1902 schreibt der Nieheimer Pfarrer Wilhelm Wilms in der Zeitschrift „Praktischer Ratgeber für den Obst- und Gartenbau“, der Brakeler sei „in den Kreisen Höxter und Warburg weit verbreitet“, man könne ihn hier „an allen Provinzial- und Kreisstraßen antreffen, und es giebt hierzulande kaum einen Obst- und Hausgarten, in dem man ihm nicht begegnete“ (S. 464-465). In den 1920er Jahren ist der Brakeler auch in einer Sortenliste des Obst- und Gemüsebauverbands für Westfalen und Lippe für den Erwerbsobstbau als Lokalsorte genannt. Der 'Brakeler' dürfte gelegentlich jedoch auch in anderen Regionen Deutschlands vorkommen, denn die Sorte war 1827 auch zu finden im „Verzeichnis von Obst-Bäumen und Frucht-Sträuchern, welche in der Königlichen Landes-Baumschule zu Potsdam pro 1827/28 für festgesetzte Preise verkauft werden“. Und mindestens von 1826 bis 1845 wurde die Sorte – ausweislich der noch erhaltenen Verkaufslisten – auch vom Botanischen Garten in Münster vermehrt. Noch heute ist die Sorte jedenfalls im Kreis Höxter häufiger im Streuobst anzutreffen.

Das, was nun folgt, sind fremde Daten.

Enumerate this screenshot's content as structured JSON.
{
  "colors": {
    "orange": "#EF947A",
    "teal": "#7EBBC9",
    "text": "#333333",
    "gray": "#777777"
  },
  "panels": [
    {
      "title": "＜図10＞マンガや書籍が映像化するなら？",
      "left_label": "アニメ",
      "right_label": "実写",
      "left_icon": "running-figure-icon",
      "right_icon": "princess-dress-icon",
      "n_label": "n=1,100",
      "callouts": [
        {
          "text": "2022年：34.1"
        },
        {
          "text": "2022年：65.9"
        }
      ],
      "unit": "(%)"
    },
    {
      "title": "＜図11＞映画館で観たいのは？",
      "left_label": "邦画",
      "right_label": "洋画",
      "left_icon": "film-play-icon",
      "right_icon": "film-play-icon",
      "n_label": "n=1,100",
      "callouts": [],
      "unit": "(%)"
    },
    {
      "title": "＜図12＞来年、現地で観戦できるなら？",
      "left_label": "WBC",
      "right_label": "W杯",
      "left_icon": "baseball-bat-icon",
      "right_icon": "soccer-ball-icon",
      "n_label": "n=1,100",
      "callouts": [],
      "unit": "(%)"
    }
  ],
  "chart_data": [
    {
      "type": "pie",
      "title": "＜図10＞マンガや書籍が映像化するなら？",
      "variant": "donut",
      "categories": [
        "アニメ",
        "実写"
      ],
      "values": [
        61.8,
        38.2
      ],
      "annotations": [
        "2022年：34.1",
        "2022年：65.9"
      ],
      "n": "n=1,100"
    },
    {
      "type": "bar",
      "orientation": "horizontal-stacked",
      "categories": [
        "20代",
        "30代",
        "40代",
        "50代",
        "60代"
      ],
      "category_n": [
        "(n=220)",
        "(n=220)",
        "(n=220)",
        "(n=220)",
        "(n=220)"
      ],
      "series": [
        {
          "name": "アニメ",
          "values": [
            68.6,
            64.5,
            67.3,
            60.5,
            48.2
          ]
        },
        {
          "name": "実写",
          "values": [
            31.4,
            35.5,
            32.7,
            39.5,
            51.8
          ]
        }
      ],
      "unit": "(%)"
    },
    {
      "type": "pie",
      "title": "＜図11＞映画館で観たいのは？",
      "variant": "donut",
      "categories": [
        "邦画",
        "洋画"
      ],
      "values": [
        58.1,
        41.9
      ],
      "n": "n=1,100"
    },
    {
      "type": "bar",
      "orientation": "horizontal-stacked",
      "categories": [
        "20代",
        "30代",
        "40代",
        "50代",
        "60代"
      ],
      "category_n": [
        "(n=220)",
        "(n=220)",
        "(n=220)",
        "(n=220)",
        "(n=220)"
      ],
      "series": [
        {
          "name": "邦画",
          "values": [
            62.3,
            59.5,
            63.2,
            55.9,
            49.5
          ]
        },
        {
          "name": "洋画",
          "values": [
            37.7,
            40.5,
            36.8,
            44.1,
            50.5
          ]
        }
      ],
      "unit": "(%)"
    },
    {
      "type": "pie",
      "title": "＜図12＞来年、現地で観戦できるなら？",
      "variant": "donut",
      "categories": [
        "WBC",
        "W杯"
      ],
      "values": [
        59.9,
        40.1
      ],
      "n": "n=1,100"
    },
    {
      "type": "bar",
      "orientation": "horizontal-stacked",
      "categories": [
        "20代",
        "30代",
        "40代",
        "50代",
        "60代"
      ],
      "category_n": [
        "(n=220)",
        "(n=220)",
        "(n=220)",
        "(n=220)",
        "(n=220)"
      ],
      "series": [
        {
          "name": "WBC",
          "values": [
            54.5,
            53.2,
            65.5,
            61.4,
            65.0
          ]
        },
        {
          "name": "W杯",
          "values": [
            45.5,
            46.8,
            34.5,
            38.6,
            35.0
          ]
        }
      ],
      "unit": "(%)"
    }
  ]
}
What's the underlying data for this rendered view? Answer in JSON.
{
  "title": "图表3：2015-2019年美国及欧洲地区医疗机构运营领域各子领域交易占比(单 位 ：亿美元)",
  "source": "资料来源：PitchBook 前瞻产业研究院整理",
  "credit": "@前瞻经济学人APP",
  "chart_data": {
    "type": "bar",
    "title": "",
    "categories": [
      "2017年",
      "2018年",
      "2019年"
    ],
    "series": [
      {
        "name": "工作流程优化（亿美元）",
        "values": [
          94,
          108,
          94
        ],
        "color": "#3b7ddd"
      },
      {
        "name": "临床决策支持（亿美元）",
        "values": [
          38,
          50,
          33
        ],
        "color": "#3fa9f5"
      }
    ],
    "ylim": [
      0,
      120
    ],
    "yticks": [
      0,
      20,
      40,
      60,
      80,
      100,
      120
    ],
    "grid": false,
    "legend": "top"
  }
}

Die Frucht ist mittelgroß, bei Vollbehang kleiner, hochgebaut kegelförmig, etwas „kastenförmig“ (stiel- und kelchseitig breit abgeplattet), im Querschnitt unregelmäßig rund bis leicht kantig. Kleinere Früchte meist weniger hochgebaut. Die Frucht ist sehr fest und wenig druckanfällig. Die Schale ist glatt, mattglänzend, auch gelagert trocken bleibend, gut mitteldick, relativ hart. Die Grundfarbe der Frucht ist am Baum weißlich grün, in der Reife dann weißlich gelb, hellgelb. Deckfarbe sonnenseits schwach purpurrötlich gehaucht, erikafarben, auf 1/10 bis 1/3 der Frucht, teils auch ganz fehlend. Schalenpunkte mittelgroß oder klein, teils berostet, teils hell, in der Stielgrube teils hell umhöft, dann auffallender Nur gelegentlich auch kleinere Rostfiguren auf der Frucht. Die Stielgrube erscheint mittelweit, mitteltief oder flacher, ihre Seiten mittelsteil, fein hellbraun berostet. Stiel variabel: kurz oder mittellang, mitteldick, teils auch knopfartig, nicht oder gering aus der Stielgrube ragend. Die Kelchgrube erscheint mittelweit, mitteltief (oder flacher), ihre Seiten mittelsteil, öfters etwas faltig, von mehr oder weniger deutlichen Kanten umgeben; teils auch mit kleinen Rostfiguren. Kelch mittelgroß, meist halboffen, variabel auch geschlossen oder offen. Blättchen kurz bis mittellang. Die Kelchhöhle ist mittelgroß, dreieckig oder trichterförmig, das Kernhaus mittelgroß oder kleiner, Achse meist geschlossen, variabel auch offen. Die Gefäßbündellinie verläuft eng bis mittelweit ums Kernhaus; die Kernhauswände sind in der Form variabel, meist glänzend und ohne Risse, seltener gerissen. Kerne dunkel- bis schwarzbraun, hell auftrocknend, klein bis mittelgroß, eiförmig, unten kurz gespitzt, 8 mm : 4-5 mm. Das Fruchtfleisch ist ziemlich weiß, mittelfeinzellig, fest, genügend saftig, süßsäuerlich, leicht aromatisch, gering verbräunend.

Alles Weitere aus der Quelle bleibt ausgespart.